From spreadsheet to online table to dgraph storage

What I want to do

I’m building a frontend where 100s of concurrent users are working with data spreadsheets at the same time.

One feature is that users can paste/upload csv data (on average 1000-10000 rows and 5 columns = many triples) into a table for some further sorting/filtering etc.

Imagine a bunch of users try to upload such data at the same time, from a JavaScript frontend.

  1. What are our options for integrating this quickly into Dgraph?

Could we shoot it directly via DQL mutations (it’s maybe 500kb – 1mb of data!) or should we for example create some kind of worker that outsources this csv-import to a Python live loader?

  1. How do we ensure consistent upload and not overloading Dgraph with concurrent inserts?

If multiple users do this at the same time, I assume we need some kind of queuing to not overload the importer? How could we devise a bullet-proof system that holds up to many concurrent csv uploads while feeling snappy/near real-time to end users?

Thanks for any thoughts and ideas.

Hello @Daniel
In my personal experience, I implemented a custom converter and in one of the entities that had more than 10 columns I was inserting 1000 row each time(without rest time) and there was no problem since we had enough resources and 3 alphas.

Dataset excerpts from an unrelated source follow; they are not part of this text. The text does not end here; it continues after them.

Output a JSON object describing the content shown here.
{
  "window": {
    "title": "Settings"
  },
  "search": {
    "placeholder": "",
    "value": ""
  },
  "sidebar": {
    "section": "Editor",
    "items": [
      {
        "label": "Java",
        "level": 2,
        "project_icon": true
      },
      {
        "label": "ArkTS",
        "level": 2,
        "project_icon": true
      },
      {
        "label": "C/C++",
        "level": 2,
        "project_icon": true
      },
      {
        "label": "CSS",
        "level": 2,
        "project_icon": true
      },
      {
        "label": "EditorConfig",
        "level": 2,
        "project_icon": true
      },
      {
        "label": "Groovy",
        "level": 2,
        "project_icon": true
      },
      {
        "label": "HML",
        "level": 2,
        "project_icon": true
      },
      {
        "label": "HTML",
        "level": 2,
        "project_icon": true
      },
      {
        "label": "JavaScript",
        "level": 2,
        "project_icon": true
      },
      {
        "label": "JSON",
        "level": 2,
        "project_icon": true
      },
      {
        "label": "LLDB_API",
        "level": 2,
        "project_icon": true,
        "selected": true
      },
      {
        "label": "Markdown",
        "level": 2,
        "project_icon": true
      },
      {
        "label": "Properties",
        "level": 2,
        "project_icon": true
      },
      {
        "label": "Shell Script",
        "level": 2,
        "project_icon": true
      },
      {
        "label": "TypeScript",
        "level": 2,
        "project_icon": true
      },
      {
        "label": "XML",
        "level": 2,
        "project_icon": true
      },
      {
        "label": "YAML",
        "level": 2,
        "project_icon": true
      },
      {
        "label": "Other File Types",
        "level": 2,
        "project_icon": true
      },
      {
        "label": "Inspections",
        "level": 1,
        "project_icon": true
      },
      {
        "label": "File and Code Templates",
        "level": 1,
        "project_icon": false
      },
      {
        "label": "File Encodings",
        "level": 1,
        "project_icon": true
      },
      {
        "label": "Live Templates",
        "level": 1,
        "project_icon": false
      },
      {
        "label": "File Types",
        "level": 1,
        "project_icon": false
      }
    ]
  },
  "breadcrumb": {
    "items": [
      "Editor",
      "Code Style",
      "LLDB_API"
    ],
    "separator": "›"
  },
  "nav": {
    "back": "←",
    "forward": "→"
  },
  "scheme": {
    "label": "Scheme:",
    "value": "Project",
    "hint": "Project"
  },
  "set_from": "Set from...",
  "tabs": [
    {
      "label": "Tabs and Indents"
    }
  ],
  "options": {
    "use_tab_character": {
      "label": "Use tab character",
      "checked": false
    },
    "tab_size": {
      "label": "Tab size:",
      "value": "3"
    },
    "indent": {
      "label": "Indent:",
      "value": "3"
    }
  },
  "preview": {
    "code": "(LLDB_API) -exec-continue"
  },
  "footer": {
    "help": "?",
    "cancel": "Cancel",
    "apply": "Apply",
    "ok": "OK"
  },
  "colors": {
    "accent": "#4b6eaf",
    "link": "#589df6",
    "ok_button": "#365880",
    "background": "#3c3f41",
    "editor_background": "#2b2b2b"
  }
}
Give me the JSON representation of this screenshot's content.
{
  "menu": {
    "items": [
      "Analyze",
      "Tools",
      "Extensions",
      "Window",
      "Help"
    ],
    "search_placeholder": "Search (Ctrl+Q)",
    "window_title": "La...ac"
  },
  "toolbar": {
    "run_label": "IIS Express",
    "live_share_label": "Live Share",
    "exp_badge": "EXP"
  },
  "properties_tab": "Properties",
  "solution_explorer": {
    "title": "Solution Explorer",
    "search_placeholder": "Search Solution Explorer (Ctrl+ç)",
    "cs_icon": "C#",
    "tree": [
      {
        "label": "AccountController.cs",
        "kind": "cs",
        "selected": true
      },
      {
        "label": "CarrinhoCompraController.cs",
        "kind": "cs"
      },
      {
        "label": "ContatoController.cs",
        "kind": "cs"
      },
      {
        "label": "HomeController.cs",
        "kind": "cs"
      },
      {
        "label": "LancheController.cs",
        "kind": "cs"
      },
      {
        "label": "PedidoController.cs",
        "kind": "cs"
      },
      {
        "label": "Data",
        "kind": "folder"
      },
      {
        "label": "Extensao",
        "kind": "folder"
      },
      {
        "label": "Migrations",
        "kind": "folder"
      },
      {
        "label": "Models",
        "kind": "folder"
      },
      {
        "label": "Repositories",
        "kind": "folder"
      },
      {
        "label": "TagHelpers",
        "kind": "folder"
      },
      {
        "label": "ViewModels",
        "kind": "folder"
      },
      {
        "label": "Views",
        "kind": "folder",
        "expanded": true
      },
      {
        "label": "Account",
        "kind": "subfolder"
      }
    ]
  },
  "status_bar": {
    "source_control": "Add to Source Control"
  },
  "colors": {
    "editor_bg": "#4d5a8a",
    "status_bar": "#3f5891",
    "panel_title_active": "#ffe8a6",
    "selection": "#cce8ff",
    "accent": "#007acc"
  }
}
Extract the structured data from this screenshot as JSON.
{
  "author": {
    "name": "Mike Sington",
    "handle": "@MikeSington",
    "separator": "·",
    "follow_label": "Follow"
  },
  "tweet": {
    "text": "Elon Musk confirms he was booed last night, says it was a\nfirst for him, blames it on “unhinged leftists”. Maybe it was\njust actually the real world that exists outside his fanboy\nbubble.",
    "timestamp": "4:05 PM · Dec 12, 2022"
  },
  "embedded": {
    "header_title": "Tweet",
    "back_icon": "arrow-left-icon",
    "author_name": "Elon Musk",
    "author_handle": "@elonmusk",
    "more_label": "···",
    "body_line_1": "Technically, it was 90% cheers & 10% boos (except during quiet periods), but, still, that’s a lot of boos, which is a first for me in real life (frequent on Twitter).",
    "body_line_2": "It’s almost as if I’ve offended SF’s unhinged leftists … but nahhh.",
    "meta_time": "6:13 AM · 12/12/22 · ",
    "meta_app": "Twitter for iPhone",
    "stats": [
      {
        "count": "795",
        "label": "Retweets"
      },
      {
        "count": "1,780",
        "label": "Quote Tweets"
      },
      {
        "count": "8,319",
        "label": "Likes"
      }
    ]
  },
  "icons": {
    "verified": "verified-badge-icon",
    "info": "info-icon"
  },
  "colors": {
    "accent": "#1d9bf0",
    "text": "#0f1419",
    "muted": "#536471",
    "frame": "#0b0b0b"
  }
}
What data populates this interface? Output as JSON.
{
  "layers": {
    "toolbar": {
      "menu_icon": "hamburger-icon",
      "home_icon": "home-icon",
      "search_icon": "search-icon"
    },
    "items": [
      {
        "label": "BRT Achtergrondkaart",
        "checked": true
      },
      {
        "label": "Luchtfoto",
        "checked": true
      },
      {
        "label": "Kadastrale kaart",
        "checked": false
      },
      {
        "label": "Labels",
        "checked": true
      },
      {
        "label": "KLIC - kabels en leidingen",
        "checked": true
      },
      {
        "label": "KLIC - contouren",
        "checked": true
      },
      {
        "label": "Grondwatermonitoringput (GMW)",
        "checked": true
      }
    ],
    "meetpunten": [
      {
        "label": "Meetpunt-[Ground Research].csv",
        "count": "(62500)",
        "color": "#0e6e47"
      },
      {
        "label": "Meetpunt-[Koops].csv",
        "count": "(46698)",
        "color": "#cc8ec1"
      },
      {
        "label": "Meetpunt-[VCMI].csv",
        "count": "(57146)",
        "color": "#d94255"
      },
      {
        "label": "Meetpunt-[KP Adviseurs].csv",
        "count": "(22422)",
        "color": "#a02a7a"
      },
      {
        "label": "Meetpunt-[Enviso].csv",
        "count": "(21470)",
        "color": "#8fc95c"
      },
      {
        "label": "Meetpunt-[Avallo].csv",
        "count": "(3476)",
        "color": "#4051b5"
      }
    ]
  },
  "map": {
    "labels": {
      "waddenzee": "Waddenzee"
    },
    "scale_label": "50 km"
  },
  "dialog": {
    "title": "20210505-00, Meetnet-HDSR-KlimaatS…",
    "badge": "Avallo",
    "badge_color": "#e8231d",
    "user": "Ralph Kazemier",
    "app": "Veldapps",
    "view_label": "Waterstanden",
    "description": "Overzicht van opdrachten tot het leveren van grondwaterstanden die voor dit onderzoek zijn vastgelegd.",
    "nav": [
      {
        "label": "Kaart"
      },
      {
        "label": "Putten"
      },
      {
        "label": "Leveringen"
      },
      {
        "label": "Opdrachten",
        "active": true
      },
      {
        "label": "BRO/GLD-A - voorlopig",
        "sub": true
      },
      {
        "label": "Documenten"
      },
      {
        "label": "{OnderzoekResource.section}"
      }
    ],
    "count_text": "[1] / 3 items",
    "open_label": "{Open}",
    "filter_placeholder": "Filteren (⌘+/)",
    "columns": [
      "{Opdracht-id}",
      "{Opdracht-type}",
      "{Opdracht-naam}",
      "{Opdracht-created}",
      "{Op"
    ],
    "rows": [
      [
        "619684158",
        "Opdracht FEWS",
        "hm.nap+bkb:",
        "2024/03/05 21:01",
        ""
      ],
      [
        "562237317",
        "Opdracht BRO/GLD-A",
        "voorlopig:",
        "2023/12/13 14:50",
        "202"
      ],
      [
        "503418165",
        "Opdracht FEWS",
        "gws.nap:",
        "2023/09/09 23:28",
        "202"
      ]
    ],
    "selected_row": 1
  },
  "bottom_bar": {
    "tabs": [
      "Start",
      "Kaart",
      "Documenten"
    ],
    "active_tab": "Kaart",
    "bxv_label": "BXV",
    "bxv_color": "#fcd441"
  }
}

If you want to write more you can add more alpha nodes as far as I’m concerned. Also I think dgraph cloud is more tolerant to these massive writes.

Thank you @pshaddel. Did your approach also take concurrent uploads into account?

No we did not upload anything to dgraph. If you want to write the data of the csv files into dgraph database, you need a lambda function to handle that.

1 Like